The question the analysts were discussing, on the heels of Zimmerman’s fourth throwing error of the season in Tuesday’s 8-2 loss to the Miami Marlins, was whether it was time for the Washington Nationals to consider other options at third base.

For those who watch Zimmerman play each day, those who know the talent he possesses and what he means to their organization, it seemed a ridiculous suggestion.

“The Nationals do not need a new third baseman,” general manager Mike Rizzo said a short while later, as Zimmerman fielded ground balls during batting practice. “We’ve got one of the best, if not the best, third basemen in all of baseball. We love the guy. He’s ours.
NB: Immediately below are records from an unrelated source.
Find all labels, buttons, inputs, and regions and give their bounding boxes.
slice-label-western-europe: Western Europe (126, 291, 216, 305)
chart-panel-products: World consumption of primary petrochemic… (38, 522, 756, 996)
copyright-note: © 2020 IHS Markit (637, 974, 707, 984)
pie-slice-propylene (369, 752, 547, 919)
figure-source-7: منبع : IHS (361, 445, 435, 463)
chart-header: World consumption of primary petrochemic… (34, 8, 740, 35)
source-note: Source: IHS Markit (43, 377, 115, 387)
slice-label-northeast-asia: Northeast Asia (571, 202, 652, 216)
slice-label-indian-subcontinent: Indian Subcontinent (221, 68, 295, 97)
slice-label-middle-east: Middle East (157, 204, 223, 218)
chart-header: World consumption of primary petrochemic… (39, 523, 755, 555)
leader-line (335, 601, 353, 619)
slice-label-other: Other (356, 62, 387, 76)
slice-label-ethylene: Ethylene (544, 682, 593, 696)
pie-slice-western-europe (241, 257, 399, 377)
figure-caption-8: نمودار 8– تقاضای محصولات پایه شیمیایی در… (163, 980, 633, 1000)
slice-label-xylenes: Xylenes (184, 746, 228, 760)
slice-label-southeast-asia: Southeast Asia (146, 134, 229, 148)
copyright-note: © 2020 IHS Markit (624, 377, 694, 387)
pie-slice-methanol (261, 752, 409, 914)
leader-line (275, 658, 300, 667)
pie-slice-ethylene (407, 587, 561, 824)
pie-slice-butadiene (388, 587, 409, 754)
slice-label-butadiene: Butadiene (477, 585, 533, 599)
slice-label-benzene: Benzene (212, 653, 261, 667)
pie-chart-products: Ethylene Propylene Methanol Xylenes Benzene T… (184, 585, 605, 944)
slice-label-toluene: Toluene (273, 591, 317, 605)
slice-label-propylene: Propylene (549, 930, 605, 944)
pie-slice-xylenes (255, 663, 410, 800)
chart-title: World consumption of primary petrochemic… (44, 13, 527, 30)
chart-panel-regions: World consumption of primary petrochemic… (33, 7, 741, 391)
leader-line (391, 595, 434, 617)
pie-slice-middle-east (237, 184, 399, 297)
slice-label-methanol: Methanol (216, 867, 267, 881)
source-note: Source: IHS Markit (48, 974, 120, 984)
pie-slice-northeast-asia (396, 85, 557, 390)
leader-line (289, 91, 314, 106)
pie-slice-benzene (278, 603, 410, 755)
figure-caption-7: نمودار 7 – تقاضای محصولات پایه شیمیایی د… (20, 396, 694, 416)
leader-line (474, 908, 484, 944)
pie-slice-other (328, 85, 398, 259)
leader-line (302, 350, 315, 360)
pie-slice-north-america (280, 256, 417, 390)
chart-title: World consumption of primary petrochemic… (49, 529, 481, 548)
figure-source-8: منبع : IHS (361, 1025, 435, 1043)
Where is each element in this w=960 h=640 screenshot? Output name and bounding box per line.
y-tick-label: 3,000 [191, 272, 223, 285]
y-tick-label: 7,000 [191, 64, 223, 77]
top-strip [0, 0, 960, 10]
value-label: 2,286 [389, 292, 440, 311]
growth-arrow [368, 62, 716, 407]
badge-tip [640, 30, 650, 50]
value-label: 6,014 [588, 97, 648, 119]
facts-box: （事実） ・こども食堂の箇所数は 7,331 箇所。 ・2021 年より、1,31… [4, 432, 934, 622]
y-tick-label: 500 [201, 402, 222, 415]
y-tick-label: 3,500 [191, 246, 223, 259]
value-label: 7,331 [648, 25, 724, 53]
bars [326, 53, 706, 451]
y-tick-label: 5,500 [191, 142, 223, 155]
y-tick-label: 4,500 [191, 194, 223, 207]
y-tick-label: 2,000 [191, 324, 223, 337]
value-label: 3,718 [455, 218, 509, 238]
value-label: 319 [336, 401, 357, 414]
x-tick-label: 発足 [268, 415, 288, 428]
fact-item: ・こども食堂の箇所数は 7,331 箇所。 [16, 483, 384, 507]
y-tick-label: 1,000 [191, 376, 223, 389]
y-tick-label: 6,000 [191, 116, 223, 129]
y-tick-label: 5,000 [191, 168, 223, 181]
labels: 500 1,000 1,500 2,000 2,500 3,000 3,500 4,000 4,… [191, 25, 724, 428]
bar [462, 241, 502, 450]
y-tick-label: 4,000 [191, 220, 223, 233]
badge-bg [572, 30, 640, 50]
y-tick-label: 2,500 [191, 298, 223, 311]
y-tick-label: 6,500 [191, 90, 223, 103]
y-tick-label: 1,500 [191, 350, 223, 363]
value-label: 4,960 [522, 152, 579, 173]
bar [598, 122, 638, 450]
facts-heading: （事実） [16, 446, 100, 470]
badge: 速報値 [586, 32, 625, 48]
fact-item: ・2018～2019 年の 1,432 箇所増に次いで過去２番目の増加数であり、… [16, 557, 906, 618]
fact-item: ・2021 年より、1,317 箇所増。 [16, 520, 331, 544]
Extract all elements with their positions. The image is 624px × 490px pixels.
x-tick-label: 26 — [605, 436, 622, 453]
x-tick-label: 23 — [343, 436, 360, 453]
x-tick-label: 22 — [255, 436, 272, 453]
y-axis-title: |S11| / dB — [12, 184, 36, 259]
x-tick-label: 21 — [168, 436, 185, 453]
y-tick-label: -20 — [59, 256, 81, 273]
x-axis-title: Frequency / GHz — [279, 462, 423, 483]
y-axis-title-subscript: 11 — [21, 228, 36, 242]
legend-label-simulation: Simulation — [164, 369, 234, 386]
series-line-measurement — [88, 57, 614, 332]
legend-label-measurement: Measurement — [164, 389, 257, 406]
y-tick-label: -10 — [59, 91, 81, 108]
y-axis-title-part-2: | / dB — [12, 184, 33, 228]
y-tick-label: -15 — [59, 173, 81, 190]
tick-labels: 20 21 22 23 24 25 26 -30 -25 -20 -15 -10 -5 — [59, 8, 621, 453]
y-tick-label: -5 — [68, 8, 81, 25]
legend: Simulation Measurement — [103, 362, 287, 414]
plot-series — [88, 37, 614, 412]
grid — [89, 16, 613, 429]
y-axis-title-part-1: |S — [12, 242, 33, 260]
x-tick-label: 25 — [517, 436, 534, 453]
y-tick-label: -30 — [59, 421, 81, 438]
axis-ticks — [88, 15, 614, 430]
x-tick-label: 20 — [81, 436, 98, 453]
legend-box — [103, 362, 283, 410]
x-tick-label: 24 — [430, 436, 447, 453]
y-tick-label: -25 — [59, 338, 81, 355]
And I’m glad we have him.”

Late Tuesday night, Zimmerman said he was frustrated after making those four errors in the Nationals‘ previous five games. His surgically repaired shoulder felt great, he said, and he could not pinpoint the reason why some of his throws were not precisely hitting the target Adam LaRoche was giving him at first base.

The recent string of errors has stirred up the debate over the third baseman’s throwing mechanics, which have been reworked multiple times the past few years to compensate for different issues. After the October surgery, though, Zimmerman’s plan was to return to a natural motion. The trainers don’t think he’ll be all the way there until June and the Nationals, seemingly to a man, are unconcerned by the recent errors.

“I don’t think it’s a mental problem right now,” manager Davey Johnson said. “With the severity of that injury and the surgery in the offseason, and now throwing from a different angle, his arm is a lot stronger. It’s just going to take him a little while to get comfortable and in a slot over there.

“It’s always magnified if somebody makes a bad pitch after you make an error and they hit a home run. We’re not picking each other up. Good teams do that. It puts more focus on a guy making an error, especially when he’s coming back from some surgery. I don’t have any concern.”